Still asks twice who’s picking him up.
Still doesn’t like red coolers.
Maybe he never will.
But he laughs again.
Plays soccer again.
Sleeps through most nights.
Rachel goes to therapy.
So do I.
So does Owen.
That’s the part nobody writes in thrillers, I guess.
The after.
The paperwork.
The nightmares.
The way survival keeps going long after the sirens stop.

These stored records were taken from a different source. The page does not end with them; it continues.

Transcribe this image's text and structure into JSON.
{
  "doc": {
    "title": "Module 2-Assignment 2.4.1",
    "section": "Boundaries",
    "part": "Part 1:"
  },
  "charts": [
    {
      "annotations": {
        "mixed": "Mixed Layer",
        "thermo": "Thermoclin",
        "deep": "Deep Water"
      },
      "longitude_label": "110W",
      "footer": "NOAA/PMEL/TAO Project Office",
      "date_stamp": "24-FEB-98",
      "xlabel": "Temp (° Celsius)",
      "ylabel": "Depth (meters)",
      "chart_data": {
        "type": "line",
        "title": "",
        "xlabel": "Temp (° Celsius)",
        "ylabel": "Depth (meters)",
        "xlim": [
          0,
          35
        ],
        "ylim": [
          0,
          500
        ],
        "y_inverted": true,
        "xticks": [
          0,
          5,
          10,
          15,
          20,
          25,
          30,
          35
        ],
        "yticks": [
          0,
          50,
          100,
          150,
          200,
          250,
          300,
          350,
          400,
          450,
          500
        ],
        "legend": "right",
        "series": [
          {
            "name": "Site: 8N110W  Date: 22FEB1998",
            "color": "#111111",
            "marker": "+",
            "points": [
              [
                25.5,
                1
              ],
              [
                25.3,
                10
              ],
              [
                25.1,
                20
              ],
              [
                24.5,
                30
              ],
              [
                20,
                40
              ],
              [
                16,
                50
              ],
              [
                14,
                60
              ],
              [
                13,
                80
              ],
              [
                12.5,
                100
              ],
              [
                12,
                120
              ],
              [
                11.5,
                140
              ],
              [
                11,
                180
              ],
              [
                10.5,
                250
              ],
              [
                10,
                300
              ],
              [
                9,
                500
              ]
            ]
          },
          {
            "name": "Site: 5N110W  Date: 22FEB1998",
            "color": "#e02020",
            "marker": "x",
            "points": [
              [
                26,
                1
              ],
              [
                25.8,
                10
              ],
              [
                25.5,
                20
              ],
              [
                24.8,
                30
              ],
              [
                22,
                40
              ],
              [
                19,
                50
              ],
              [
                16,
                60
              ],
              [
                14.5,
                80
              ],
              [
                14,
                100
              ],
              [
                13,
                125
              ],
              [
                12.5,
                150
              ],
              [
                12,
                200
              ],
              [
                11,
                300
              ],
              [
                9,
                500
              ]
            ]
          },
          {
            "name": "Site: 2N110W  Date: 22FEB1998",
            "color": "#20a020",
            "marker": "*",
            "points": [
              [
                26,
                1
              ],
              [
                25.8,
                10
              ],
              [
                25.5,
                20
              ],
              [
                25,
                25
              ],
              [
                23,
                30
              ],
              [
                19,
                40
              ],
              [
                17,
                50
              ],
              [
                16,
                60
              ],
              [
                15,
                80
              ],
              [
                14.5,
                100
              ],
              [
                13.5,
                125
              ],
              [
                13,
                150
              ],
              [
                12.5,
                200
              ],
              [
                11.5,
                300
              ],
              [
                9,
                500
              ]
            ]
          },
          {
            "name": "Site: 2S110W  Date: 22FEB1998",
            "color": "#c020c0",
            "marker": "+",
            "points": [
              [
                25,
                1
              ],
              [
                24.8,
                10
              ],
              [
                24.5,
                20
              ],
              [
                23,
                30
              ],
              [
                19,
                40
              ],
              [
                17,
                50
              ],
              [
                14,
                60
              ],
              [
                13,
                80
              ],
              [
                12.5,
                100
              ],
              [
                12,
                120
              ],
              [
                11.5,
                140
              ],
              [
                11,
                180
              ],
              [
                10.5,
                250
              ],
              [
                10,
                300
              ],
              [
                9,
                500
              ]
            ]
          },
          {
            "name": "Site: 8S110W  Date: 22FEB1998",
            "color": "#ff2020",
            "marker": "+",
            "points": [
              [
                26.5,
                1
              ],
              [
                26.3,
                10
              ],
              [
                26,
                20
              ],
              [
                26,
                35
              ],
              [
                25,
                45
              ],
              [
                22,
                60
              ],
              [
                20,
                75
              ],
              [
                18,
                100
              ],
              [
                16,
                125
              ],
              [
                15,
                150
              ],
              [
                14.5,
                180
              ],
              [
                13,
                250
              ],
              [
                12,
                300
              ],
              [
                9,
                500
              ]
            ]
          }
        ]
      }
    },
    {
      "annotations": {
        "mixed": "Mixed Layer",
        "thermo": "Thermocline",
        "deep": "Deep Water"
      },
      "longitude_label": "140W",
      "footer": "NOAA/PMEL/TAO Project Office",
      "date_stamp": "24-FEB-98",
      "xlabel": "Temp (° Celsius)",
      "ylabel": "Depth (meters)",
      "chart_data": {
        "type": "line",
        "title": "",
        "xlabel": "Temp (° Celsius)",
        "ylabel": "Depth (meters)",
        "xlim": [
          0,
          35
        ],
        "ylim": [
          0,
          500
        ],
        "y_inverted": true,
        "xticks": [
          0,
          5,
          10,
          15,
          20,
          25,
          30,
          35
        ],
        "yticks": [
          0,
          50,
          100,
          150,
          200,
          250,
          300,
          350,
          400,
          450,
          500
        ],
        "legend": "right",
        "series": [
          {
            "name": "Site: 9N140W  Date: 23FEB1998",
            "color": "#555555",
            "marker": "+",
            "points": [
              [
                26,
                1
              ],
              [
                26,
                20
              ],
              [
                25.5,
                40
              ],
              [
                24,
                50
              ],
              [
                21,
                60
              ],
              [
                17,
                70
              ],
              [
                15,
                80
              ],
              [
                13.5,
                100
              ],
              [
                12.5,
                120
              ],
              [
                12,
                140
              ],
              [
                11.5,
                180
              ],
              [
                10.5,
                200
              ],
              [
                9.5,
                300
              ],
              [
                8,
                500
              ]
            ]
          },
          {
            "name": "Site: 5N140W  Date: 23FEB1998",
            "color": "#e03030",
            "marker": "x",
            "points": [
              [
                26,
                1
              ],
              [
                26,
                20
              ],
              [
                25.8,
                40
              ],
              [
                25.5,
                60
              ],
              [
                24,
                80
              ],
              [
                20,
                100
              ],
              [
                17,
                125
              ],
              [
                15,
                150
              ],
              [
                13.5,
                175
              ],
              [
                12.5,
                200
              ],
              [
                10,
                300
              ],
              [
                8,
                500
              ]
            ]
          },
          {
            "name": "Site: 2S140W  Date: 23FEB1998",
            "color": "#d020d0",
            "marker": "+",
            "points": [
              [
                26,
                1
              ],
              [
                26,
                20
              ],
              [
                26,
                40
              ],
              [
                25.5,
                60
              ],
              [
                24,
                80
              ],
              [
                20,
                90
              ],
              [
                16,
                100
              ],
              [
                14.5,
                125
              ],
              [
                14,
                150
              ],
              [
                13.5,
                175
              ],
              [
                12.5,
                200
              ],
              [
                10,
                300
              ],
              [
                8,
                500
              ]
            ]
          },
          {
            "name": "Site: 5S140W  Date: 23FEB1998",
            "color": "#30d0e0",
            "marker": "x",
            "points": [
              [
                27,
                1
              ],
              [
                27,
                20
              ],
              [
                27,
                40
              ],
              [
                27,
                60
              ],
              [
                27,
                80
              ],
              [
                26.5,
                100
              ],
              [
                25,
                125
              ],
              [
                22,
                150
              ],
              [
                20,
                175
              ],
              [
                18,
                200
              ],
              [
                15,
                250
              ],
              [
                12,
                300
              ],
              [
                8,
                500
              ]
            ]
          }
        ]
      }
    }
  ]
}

A year after it happened, Owen and I were at a gas station off I-71 on the way back from a tournament in Cincinnati.
Same chain.
Different exit.
He was in the passenger seat eating powdered donuts and getting sugar all over my console when he looked at me and said, “Dad?”
“Yeah?”
“Do you think Mom’s really okay now?”
I looked over at him.
At the gap where his front tooth had been.
At the freckles across his nose.
At the kid who had saved his mother’s life.
And I answered him with the truest thing I knew.
“She is now.”
Then I pulled back onto the highway, and this time, when my phone rang, it was just Rachel asking if we wanted pizza for dinner.
And that was the end of Trent Lawson.